Opern für heute – ein Positionspapier zu meiner Musik:
1.Ich will neue Geschichten erzählen, die von heute erzählen und doch die Tradition alter Opern wieder aufgreifen, denn ihr Erzählmodell lässt sich durch moderne Erzähltechniken erneuern.
2.Meine Musiksprache ist bewusst tonal und trotzdem modern.
3.Die Tonalität erlaubt situationsbezogene Erweiterungen in die Bi- und Atonalität und damit auch ein grösseres Spektrum an Gefühlen als die Atonalität. Vor allem aber erlaubt sie auch, von der Liebe zu erzählen. Das ist beachtenswert, denn grosse Liebesarien sind seit Puccini kaum noch entstanden.
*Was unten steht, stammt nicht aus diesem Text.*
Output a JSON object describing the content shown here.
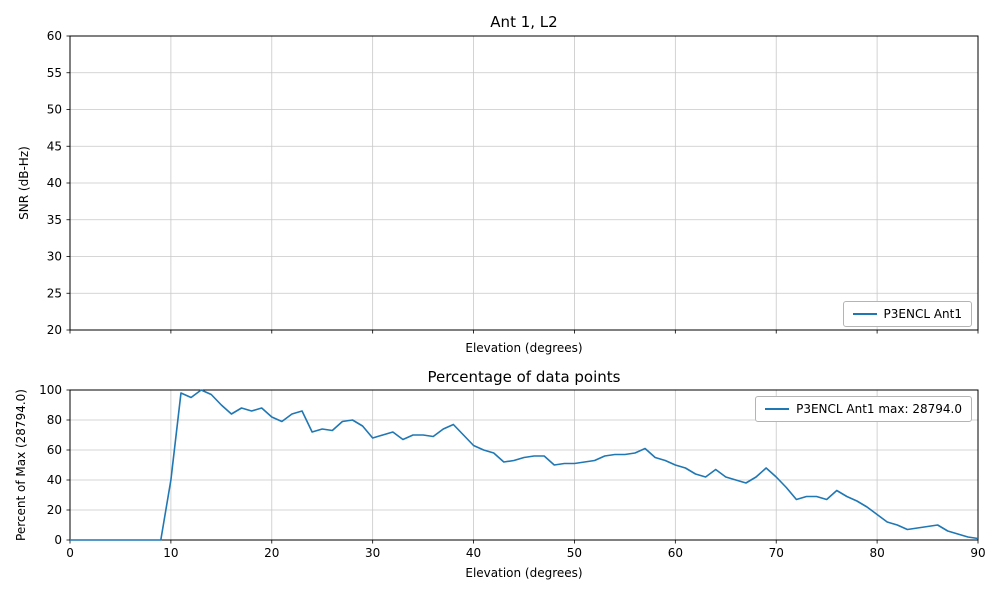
{
  "figure": {
    "background": "#ffffff",
    "line_color": "#1f77b4",
    "grid_color": "#c8c8c8",
    "axis_color": "#000000"
  },
  "chart_data": [
    {
      "type": "line",
      "title": "Ant 1, L2",
      "xlabel": "Elevation (degrees)",
      "ylabel": "SNR (dB-Hz)",
      "xlim": [
        0,
        90
      ],
      "ylim": [
        20,
        60
      ],
      "xticks": [
        0,
        10,
        20,
        30,
        40,
        50,
        60,
        70,
        80,
        90
      ],
      "show_xticklabels": false,
      "yticks": [
        20,
        25,
        30,
        35,
        40,
        45,
        50,
        55,
        60
      ],
      "grid": true,
      "legend": {
        "position": "lower right",
        "label": "P3ENCL Ant1"
      },
      "series": []
    },
    {
      "type": "line",
      "title": "Percentage of data points",
      "xlabel": "Elevation (degrees)",
      "ylabel": "Percent of Max (28794.0)",
      "xlim": [
        0,
        90
      ],
      "ylim": [
        0,
        100
      ],
      "xticks": [
        0,
        10,
        20,
        30,
        40,
        50,
        60,
        70,
        80,
        90
      ],
      "show_xticklabels": true,
      "yticks": [
        0,
        20,
        40,
        60,
        80,
        100
      ],
      "grid": true,
      "legend": {
        "position": "upper right",
        "label": "P3ENCL Ant1 max: 28794.0"
      },
      "max_value": 28794.0,
      "series": [
        {
          "name": "P3ENCL Ant1",
          "x": [
            0,
            1,
            2,
            3,
            4,
            5,
            6,
            7,
            8,
            9,
            10,
            11,
            12,
            13,
            14,
            15,
            16,
            17,
            18,
            19,
            20,
            21,
            22,
            23,
            24,
            25,
            26,
            27,
            28,
            29,
            30,
            31,
            32,
            33,
            34,
            35,
            36,
            37,
            38,
            39,
            40,
            41,
            42,
            43,
            44,
            45,
            46,
            47,
            48,
            49,
            50,
            51,
            52,
            53,
            54,
            55,
            56,
            57,
            58,
            59,
            60,
            61,
            62,
            63,
            64,
            65,
            66,
            67,
            68,
            69,
            70,
            71,
            72,
            73,
            74,
            75,
            76,
            77,
            78,
            79,
            80,
            81,
            82,
            83,
            84,
            85,
            86,
            87,
            88,
            89,
            90
          ],
          "y": [
            0,
            0,
            0,
            0,
            0,
            0,
            0,
            0,
            0,
            0,
            40,
            98,
            95,
            100,
            97,
            90,
            84,
            88,
            86,
            88,
            82,
            79,
            84,
            86,
            72,
            74,
            73,
            79,
            80,
            76,
            68,
            70,
            72,
            67,
            70,
            70,
            69,
            74,
            77,
            70,
            63,
            60,
            58,
            52,
            53,
            55,
            56,
            56,
            50,
            51,
            51,
            52,
            53,
            56,
            57,
            57,
            58,
            61,
            55,
            53,
            50,
            48,
            44,
            42,
            47,
            42,
            40,
            38,
            42,
            48,
            42,
            35,
            27,
            29,
            29,
            27,
            33,
            29,
            26,
            22,
            17,
            12,
            10,
            7,
            8,
            9,
            10,
            6,
            4,
            2,
            1
          ]
        }
      ]
    }
  ]
}
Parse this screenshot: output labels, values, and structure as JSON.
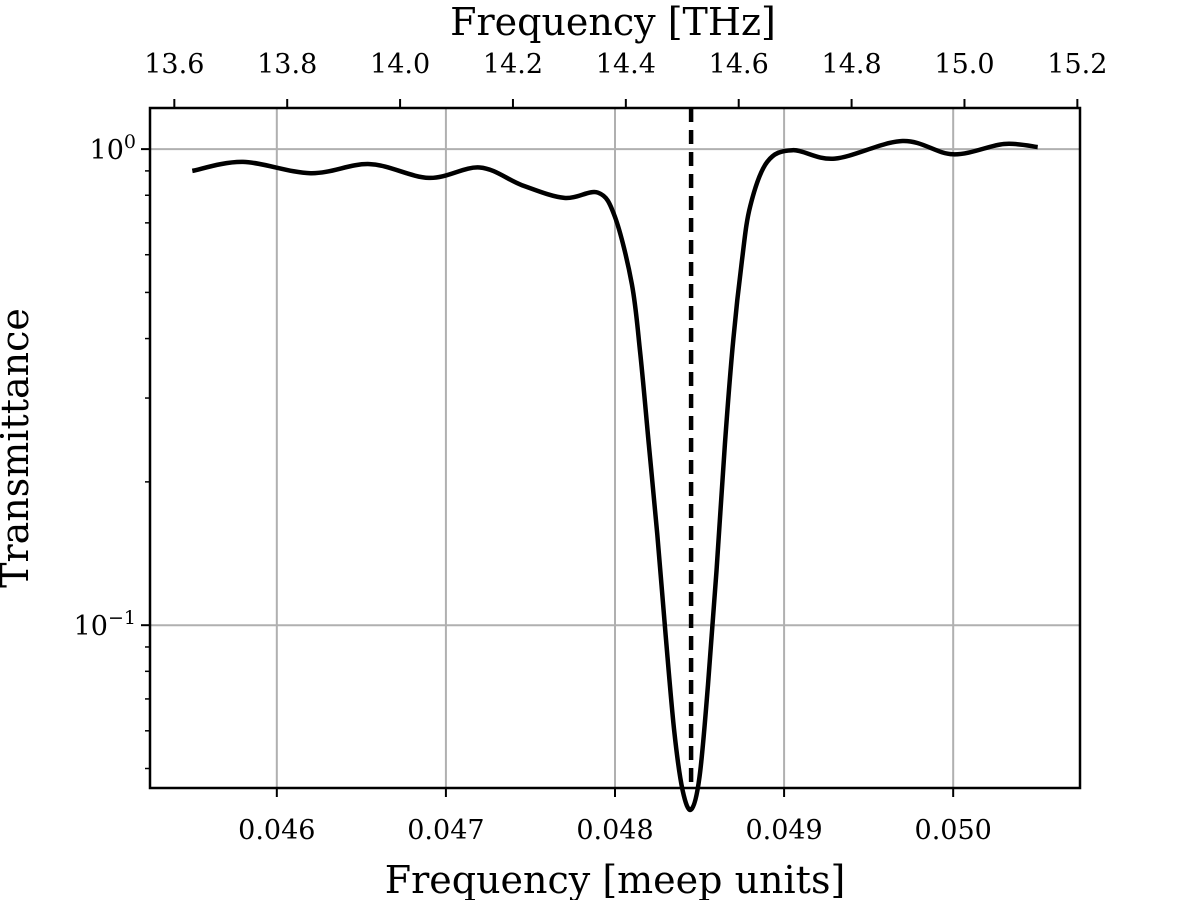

4.Ich schreibe singbare Melodien. Die eigentliche Verwerfung in der Musikgeschichte ist nicht die Entwicklung der Zwölftonmusik, sondern der Verzicht auf die Melodie. Abgesehen von Ausnahmen wie der seriellen Musik hat die zeitgenössische Musik die Melodie weitgehend der Pop- und Filmmusik und dem Musical überlassen. Aber gute Melodien zu schreiben ist schwierig, und nicht alles Tonale ist a priori gut.
5.Ein eigenständiger Stil ist im Tonalen auch heute möglich und wichtig. Deshalb zitiere ich andere Stilarten nur, wenn eine Szene dies erfordert. Eigenständigkeit ist mein oberstes Ziel.
6.Eine klare und einfache Musiksprache ist hohe Kunst. Trotz konzeptueller Strenge entsteht beim Abarbeiten von Tonreihen und Anhäufen von Klangeffekten aber oft ein chaotisches Hörerlebnis. Denn die graphische Komplexität einer Partitur zeigt eine Klarheit, die die gespielte Musik oft nicht widergibt. Musik ist aber nicht Papier, sondern Klang. Strawinsky, Prokofjew, Gershwin aber auch John Adams sind mir da Vorbilder. Deshalb muss man sich mit den Möglichkeiten und Grenzen menschlicher Rezeptionsfähigkeit auseinandersetzen und mit der Frage nach hörbarer Klarheit.
7.Klarheit meint nicht Simplizität, denn Klarheit schliesst Komplexität nicht aus.
8.Ich trage grossen Gefühlen Rechnung, denn Musik ist Gefühl, und ohne grosse Gefühle ist jede Oper langweilig. Musikalische Strukturen, Konzepte und Formen sind deshalb nur Mittel zum Zweck und nicht Qualitätsmerkmale an sich.
9.Ich möchte bei der Tradition anknüpfen, um neue Wege zu gehen. Verdis Votum – auch wenn es in einem anderen Zusammenhang steht – war für mich immer bedenkenswert: «Ritorniamo all’antico è sarà un progresso.» (Machen wir einen Schritt zurück, und es wird ein Fortschritt sein.)
10. Eine neue Tradition ist möglich.